Руку поднял еще один студент.

– Итак, вы, по сути, контролировали их выбор, их жизнь. Разве это не опасно?

Это вызвало у меня любопытство. Я наклонилась, желая узнать ответ.

– Да. Фрейдистские техники могут быть опасны в неумелых руках, – сказал он. – В этом конкретном случае задача заключалась в том, чтобы посредством психоанализа заставить пациента самого интерпретировать собственные сны, по сути, позволяя ему управлять своей жизнью. Заглянув в подсознание, мы обнаружили, что на самом деле во сне пациент переживал подавленные воспоминания. – Дрю подошел к доске и сделал пометку о восстановленных воспоминаниях.

– Вспомните компьютер. Ум – это завораживающая запутанная паутина. Наши воспоминания мчатся по нитям паутины, по сети, соединяясь с папками с данными. Но вот в чем загвоздка: наши воспоминания не обладают полной ясностью или детализацией. Наши умы меняют их. Каждый раз, мысленно воспроизводя воспоминание, мы видим его немного по-другому.

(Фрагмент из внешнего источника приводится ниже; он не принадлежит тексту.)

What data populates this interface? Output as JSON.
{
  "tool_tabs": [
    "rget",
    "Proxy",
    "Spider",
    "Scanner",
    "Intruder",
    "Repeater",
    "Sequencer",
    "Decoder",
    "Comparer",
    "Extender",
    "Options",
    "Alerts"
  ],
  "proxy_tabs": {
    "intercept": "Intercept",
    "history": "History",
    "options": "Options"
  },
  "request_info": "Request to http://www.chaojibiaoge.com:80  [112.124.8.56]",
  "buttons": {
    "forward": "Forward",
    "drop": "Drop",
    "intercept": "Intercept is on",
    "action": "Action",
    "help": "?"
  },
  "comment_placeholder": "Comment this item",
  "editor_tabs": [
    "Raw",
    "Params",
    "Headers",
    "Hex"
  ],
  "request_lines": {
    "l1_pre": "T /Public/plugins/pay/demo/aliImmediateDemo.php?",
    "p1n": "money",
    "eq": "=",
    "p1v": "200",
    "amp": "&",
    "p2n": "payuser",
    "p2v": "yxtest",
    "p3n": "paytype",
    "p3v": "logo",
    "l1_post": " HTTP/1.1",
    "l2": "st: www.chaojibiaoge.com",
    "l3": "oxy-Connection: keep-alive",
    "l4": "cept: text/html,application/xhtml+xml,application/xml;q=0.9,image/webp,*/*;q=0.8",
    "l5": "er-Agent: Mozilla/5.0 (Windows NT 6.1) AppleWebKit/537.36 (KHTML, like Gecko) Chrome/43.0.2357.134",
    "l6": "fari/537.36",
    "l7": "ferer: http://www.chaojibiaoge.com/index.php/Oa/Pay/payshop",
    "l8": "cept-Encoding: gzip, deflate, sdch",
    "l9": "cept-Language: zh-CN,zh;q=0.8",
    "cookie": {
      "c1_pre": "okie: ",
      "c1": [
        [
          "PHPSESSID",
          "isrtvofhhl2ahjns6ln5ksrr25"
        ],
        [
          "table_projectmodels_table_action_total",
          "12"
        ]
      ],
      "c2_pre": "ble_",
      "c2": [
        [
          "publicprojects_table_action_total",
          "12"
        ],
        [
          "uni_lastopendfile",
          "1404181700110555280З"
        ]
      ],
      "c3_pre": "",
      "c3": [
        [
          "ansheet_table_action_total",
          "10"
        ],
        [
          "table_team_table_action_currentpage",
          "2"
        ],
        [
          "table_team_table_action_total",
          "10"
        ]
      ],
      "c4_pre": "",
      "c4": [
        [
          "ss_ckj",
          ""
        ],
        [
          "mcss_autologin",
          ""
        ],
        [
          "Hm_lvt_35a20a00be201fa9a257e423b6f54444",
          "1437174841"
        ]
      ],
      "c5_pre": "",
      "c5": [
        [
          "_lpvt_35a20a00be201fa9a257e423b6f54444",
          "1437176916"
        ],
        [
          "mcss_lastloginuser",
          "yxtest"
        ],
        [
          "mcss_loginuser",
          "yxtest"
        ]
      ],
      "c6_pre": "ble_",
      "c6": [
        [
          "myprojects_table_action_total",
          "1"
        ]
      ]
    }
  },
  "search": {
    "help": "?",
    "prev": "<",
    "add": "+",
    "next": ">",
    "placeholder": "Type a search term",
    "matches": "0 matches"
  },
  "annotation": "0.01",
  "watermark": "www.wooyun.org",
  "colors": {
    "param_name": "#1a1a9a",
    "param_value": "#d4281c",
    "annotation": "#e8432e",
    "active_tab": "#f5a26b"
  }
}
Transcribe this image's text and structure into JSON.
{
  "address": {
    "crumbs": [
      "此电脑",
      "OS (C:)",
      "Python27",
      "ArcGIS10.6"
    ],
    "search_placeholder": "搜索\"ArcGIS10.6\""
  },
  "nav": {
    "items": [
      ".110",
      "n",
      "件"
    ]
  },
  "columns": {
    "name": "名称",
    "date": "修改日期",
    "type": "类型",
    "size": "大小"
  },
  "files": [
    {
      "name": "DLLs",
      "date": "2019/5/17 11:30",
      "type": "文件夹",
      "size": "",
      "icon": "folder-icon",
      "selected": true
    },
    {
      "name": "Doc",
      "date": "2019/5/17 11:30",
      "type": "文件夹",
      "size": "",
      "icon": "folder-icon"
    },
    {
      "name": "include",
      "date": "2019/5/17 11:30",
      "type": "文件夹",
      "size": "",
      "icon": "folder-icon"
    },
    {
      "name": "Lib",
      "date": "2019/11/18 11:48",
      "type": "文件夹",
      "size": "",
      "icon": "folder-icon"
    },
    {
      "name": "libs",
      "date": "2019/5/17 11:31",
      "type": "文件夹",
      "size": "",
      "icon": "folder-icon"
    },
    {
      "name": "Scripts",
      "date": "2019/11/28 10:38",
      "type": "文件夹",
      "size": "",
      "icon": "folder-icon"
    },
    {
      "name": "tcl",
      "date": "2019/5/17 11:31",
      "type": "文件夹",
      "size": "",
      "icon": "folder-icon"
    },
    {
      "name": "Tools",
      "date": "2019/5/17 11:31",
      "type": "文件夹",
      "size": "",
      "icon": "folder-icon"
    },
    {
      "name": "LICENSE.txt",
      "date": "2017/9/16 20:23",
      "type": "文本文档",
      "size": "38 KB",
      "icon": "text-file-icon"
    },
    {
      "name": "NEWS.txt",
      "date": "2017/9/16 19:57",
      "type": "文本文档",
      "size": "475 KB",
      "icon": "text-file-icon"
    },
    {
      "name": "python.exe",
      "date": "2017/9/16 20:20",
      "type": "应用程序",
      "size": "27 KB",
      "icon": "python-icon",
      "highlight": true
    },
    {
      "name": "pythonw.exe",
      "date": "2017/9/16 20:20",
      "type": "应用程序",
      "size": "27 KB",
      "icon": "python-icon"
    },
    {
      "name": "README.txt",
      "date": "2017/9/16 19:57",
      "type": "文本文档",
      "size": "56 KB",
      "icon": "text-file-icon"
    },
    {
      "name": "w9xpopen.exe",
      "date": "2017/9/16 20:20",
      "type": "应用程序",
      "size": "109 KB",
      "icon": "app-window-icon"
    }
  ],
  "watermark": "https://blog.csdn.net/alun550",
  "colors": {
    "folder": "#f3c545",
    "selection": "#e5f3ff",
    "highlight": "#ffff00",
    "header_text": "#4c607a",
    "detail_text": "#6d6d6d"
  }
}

Он говорил о психологии так, словно читал стихи. Вы чувствовали себя так, словно он разговаривает напрямую с вами, тет-а-тет. Лично.

Я знала, что влюбилась в него в тот первый день.

И я знала – где-то в глубине души – что эта любовь меня уничтожит.

Глава 8

Открытая концовка

Лэйкин: Сейчас

Как и у любого писателя, у каждого настоящего писателя-криминалиста есть свой стиль, свой голос, а также своя собственная история. Мы прилагаем все усилия, чтобы изучить дело, убийцу, жертв. По сути, мы стараемся проложить свой путь к истине.

Будет ли дело раскрыто, будет ли пойман убийца, зависит от обстоятельств. Все книги – разные, как и люди. Как отпечаток пальца, каждая книга уникальна.

Некоторые авторы излагают факты и подводят читателей к истине, используя одну основную теорию, постепенно открывают детали, пока они не выстроятся в одну картину. И словно адвокат перед присяжными, писатель надеется, что в конце концов докажет свою теорию и убедит читателей.

Для меня недостаточно просто исследовать и выложить теорию. Мне хотелось – мне нужен был – какой-то итог. Я сгорала от желания посмотреть в глаза пойманному убийце. Знать, что он в последний раз украл чью-то жизнь. Что для него это конец.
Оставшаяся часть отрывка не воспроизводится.